Wednesday, April 9, 1958 dawned as a sunny and apparently calm day in much of the country, but at 11:00 a.m. a radio broadcast broke the peace as the passionate voice of the announcer said:
"Attention Cubans, this is the 26th of July Movement calling to a Revolutionary General Strike! Today is the day of freedom, the day of the Revolutionary General Strike. Forward, Cubans, as from this moment the final struggle begins in all of Cuba that will only end with the overthrow of the dictatorship! Workers, students, professionals, bosses, join the revolutionary general strike, from this moment (...)"
Thus began one of the most heroic actions to topple President Fulgencio Batista.
The hopes that motivated that national uprising were not vain in the early days of 1958, when the Rebel Army had already consolidated as a guerrilla force, as evidenced by the departure on March 1 from the Sierra Maestra mountains of the columns led by commanders Raúl Castro and Juan Almeida Bosque to found the II Frank País Front and the III Mario Muñoz Monroy Front, respectively, whereas Commander Camilo Cienfuegos fought in the plains.
Throughout the island, the underground struggle gained momentum and spread to towns and cities under the leadership of the 26th of July Movement and with the participation of the “March 13” Revolutionary Directorate and the Popular Socialist Party.
Great enthusiasm and the decision to turn the new year into the last of the dictatorship prevailed. Commander in Chief Fidel Castro had met early in March with the leaders of the Movement and the Rebel Army to draft on March 12 the 21-point Manifesto to the Cuban People, a document that highlighted "the noticeable collapse of the dictatorship, the maturing of national conscience, and the belligerent participation of all social, political, cultural and religious sectors of the country as the struggle against Batista enters its final phase". It also said that "the strategy of the decisive action lies in the Revolutionary Strike supported by Armed Action".
Fidel always thought that the actions in the cities should be fully synchronized to support the fighting troops, so the project of the General Strike of April 9, 1958 was approved and organized to happen in parallel with both nationwide uprisings and actions of the Rebel Army.
In Havana, Marcelo Salado led the attack on an armory, the drivers’ strike and other acts of sabotage and propaganda, but the repressive forces outgunned the combatants, poorly organized and lacking in sufficient coordination to stand much of a chance against Batista’s forces, who controlled the cities with great violence.
Marcelo Salado was shot down as he tried to direct the actions, betrayed by a former traitor comrade who had become a policeman and caught the revolutionary by surprise.

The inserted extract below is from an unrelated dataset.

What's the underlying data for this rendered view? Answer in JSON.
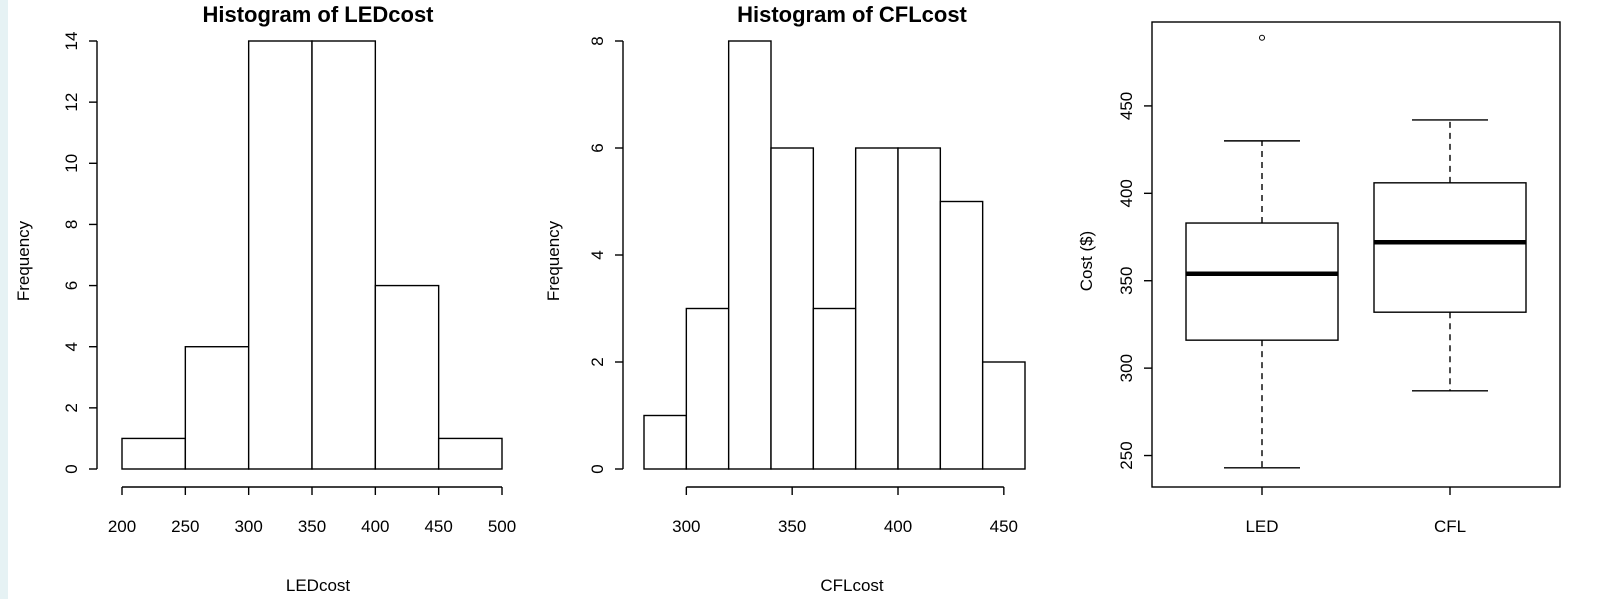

More than 100 revolutionaries lost their lives in the General Strike of April 9, either that day or in the following weeks, to the repression of the tyrant’s police and army in his last months in power.
The strike failed but it was hardly fruitless: the end came a little more than six months later, as Fidel had predicted in a letter to his fellow revolutionary Faustino Pérez, one of the survivors of the action: “I am full of hope that we will have turned defeat into victory sooner than many can even imagine".